Sadly its not really Notre Dame's fault for remaining independent and for not joining the Big Ten where the school clearly belongs.
Its the Bowls and TV, which is what the BCS is really all about. Spare us the "BS" the BCS is trying to get the best two teams play in the same championship bowl.
Why is Boise State not playing Ohio State?
Notre Dame not only embarrassed itself last night in the Sugar Bowl, however, embarrassed the BCS or better put embarrassed the current major college football post season structure more than any time in the recent past.
It should embarrass any of us die hard college football fans for watching such a bad deal that TV has created for us.
Of course the BCS as usual may turn its back depending on the TV ratings and we will get to that in the last part of this post. I am a die hard college football fan and this game was just not fun to watch regardless if you hate Notre Dame and want to see them lose. I actually turned this game off in the second half the first time ever for any BCS game. There have been some dude BCS games in the past and managed to watch the entire games in the past.
I don't like or dislike Notre Dame and do not want to find my self filling sorry for any team playing in an over-matched game especially if the bottom line was for money.
Maybe it was the great BCS Fiesta game just two days early with such a great finish that made the next bowls more accountable or we are just looking at the other bowls with more expectations to create some form of life or excitement in a game.
I think Notre Dame is probably ready for the Big Ten and needs the nudge to get there.
The only way Notre Dame is going to ever join the Big Ten is by actions of the college football fans.
Turn the TV games off when Notre Dame is playing and we willl soon find Notre Dame needing the Big Ten.
You're right about it not being Notre Dame's fault for remaining independent. Any school, whether it's Notre Dame or Boise State, is going to do what's best for them and will go where the incentives are.
The inherent issue is that for better or for worse, the BCS bowls are geared toward the casual fan that might not watch college football until the very end of the year as opposed to those of us that follow the entire season closely. Anyone that's paid attention to college football knows that Notre Dame has been overrated for the last two seasons when you examine how they've performed against their top opponents. I'm sure most of the people on this board would have rather seen Rutgers or, if conferences were allowed to have more than 2 teams in the BCS, Wisconsin as opposed to Notre Dame in the Sugar Bowl.

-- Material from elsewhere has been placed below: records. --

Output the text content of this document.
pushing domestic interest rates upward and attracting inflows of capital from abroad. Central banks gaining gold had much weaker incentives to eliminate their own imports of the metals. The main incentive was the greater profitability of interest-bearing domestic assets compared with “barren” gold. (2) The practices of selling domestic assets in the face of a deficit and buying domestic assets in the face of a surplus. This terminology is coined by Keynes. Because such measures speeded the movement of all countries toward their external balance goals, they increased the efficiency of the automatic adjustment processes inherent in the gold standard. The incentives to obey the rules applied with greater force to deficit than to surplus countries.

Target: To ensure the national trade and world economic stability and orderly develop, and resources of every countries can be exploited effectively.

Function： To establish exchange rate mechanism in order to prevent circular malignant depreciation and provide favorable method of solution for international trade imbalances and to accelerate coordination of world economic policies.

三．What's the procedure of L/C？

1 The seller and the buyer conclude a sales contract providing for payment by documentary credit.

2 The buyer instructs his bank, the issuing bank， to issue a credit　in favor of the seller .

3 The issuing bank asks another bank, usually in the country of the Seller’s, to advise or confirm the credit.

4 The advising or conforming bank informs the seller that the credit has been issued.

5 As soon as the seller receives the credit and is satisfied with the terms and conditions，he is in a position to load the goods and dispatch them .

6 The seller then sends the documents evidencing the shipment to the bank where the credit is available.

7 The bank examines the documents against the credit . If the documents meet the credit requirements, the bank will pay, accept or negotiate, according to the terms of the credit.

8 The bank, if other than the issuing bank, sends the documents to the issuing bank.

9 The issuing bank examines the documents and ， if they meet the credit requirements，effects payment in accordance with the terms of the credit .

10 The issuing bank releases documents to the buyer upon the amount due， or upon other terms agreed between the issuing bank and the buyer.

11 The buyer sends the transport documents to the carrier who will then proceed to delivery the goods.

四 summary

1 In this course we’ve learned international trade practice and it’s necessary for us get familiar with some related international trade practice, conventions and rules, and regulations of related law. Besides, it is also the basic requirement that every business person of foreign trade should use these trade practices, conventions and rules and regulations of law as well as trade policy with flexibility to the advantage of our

However, it's the average "Joe Blow" off of the street that drives national TV ratings, and that guy usually only tunes in when a big name such as Notre Dame is involved.
Also, the BCS's job is to find the top 2 teams to play in the championship game. While I firmly believe that it does an awful job of doing this, it's important to note that, other than the rule that compels a non-BCS team that finishes in the top 12 to be invited to a BCS bowl, the final BCS standings serve little purpose to the other BCS bowls. Each of those BCS bowls consider the ability to sell tickets to be nearly as important as the TV ratings, so the Sugar Bowl has a built-in incentive to pick the "marquee" teams such as Notre Dame that will guarantee a sellout.
On that note, I don't blame the Sugar Bowl for choosing Notre Dame. Whether we're talking about college football or life in general, it's all about "risk vs. reward". If I'm running that bowl and I'm virtually guaranteed to make the maximum amount of money by picking a proven commodity such as Notre Dame while there's no financial upside that justifies the risk of taking a less well-known team, it's hard to fault the bowl's choice.
It's easy to say that a bowl (or in terms of expansion talk, a conference) should take a risk on an up-and-comer as opposed to going back to the same handful of power schools, but in terms of business the only reason why you would ever take such a risk is that you'd get an even higher return in the end. At your own job, if you're taking a bigger risk yet there's no chance of you receiving a higher return than if you had just made the "safe" pick, you'd be fired pretty quickly.